Analisis

Utang Menggunung & Kinerja Lesu, BUMN Karya Kompak Jual Aset

Feri Sandria, CNBC Indonesia
07 February 2022 13:20
PT Waskita Karya Tbk (WSKT)
Foto: PT Waskita Karya Tbk (WSKT). (Dok. Waskita)

Jika ditotal, secara keseluruhan utang dari keempat BUMN karya tersebut mencapai Rp 218,61 triliun dengan 144,99 triliun merupakan utang jangka pendek.

Total aset yang dimiliki sedikit lebih baik atau sebesar Rp 272,14 triliun, dengan total kas atau setara kas gabungan tercatat hanya sebesar Rp 15,04 triliun.
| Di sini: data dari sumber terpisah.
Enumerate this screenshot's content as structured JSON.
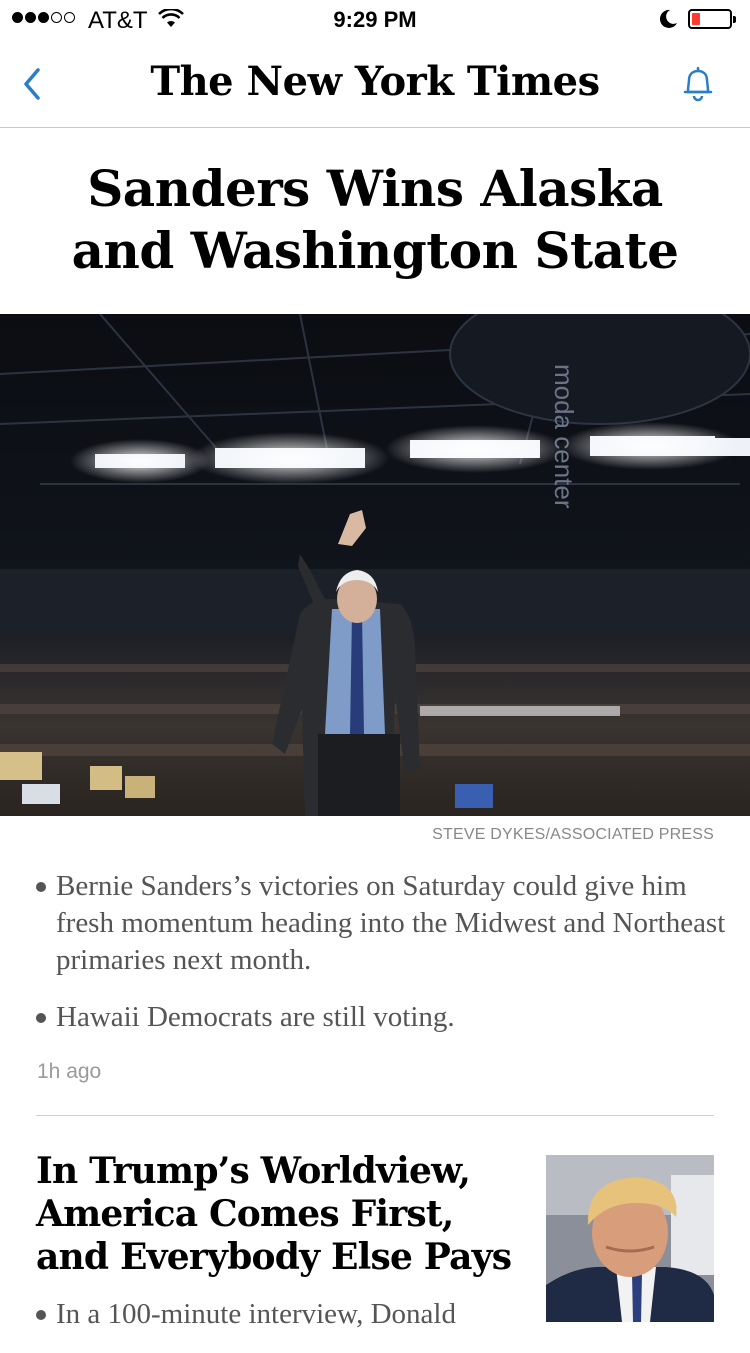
{
  "status_bar": {
    "carrier": "AT&T",
    "time": "9:29 PM"
  },
  "nav": {
    "masthead": "The New York Times",
    "back_icon": "chevron-left-icon",
    "bell_icon": "bell-icon"
  },
  "article": {
    "headline": "Sanders Wins Alaska and Washington State",
    "photo_credit": "STEVE DYKES/ASSOCIATED PRESS",
    "arena_sign": "moda center",
    "summary": [
      "Bernie Sanders’s victories on Saturday could give him fresh momentum heading into the Midwest and Northeast primaries next month.",
      "Hawaii Democrats are still voting."
    ],
    "timestamp": "1h ago"
  },
  "next_story": {
    "title": "In Trump’s Worldview, America Comes First, and Everybody Else Pays",
    "summary": "In a 100-minute interview, Donald"
  },
  "colors": {
    "accent": "#2a7ec8",
    "battery_low": "#ff3b30"
  }
}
Aset lancar gabungan keempat perusahaan adalah sejumlah Rp 139,35 atau lebih kecil dari gabungan kewajiban jangka pendek.

Total utang gabungan BUMN karya mencapai 4,03 kali jumlah liabilitas yang dimiliki, dengan kas atau setara kas hanya mampu menutup 12,41% dari total kewajiban perusahaan.

Angka tersebut sangat buruk yang mana jika aturan keras Xi Jinping terhadap perusahaan pengembang perumahan di China diterapkan di Indonesia, keempat emiten karya ini akan memperoleh rapor merah dengan konsekuensi tidak dapat menambah utang, karena likuiditas yang buruk.

Aturan yang dikeluarkan Beijing untuk mengekang perusahaan paling berutang di dunia, Evergrande, diberi nama 'three red lines' (tiga garis merah). Yang mana secara singkat, aturan tersebut merupakan pedoman bagi perusahaan properti untuk menentukan batas maksimal pertumbuhan utang tahunan yang bisa diperoleh.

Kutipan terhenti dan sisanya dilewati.